Procedurenummer: AWB 10/829

Uitspraakdatum: 7 februari 2011

Proces-verbaal van de mondelinge uitspraak als bedoeld in afdeling 8.2.6 van de Algemene wet bestuursrecht (Awb) juncto artikel 27d van de Algemene wet inzake rijksbelastingen (AWR) in het geding tussen

[belanghebbende], wonende te [woonplaats],

eiser,

en

de heffingsambtenaar van de gemeente Roosendaal,

verweerder.

Eiser wordt hierna belanghebbende genoemd.

De bestreden uitspraak op bezwaar

De uitspraak van de inspecteur van 26 januari 2010 op het bezwaar van belanghebbende tegen de aan belanghebbende opgelegde aanslag marktgeld.

Zitting

Het onderzoek ter zitting heeft plaatsgevonden op 6 augustus 2010 te Breda voor een enkelvoudige kamer. Aldaar zijn verschenen en gehoord, belanghebbende, alsmede namens verweerder, [gemachtigde]. Na schorsing heeft een tweede zitting plaatsgevonden op 25 januari 2011 te Breda voor de meervoudige kamer. Verschenen en gehoord zijn, belanghebbende, alsmede namens verweerder, [gemachtigden].

1.Beslissing

De rechtbank verklaart het beroep ongegrond.

2.Gronden

2.1.Belanghebbende is marktkoopman en staat al vele jaren op de maandagmarkt te Roosendaal.
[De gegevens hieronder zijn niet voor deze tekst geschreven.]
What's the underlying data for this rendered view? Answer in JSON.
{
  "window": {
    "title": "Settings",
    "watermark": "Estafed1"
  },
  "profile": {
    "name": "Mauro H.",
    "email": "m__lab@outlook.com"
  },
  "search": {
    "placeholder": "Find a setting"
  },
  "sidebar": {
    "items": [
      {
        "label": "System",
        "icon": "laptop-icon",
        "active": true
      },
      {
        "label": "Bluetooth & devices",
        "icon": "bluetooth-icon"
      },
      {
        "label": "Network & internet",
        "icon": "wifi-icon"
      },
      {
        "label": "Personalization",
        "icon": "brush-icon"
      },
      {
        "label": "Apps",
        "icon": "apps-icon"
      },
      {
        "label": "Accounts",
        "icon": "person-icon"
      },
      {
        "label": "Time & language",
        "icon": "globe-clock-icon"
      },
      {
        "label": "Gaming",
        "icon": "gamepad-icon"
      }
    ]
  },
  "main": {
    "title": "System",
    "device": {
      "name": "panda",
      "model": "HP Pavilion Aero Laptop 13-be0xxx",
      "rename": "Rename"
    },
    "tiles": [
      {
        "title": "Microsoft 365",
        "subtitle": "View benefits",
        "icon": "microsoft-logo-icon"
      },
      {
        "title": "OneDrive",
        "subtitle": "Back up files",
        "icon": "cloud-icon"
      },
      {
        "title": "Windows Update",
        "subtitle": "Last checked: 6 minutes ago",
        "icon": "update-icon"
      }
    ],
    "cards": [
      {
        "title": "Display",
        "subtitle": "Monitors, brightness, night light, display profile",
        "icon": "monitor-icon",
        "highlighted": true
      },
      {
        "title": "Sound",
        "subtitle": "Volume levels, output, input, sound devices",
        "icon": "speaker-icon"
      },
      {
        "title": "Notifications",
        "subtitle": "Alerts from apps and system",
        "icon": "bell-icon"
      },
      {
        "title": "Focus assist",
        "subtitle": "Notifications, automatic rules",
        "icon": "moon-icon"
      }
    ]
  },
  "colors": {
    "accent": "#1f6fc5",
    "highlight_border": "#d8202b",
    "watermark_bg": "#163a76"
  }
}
2.2.Op 27 februari 2009 heeft verweerder de Marktgeldverordening (hierna: de Verordening) bekendgemaakt die op 1 april 2009 in werking is getreden. Op grond van de bijbehorende Tarieventabel Marktgelden 2009 geldt er sinds 1 april 2009 een marktgeld van € 0,70 per m2. Voor de inwerkingtreding van deze verordening gold een tarief per strekkende meter. Tevens wordt vanaf 1 april 2009 het verbruik van water en elektriciteit apart in rekening gebracht.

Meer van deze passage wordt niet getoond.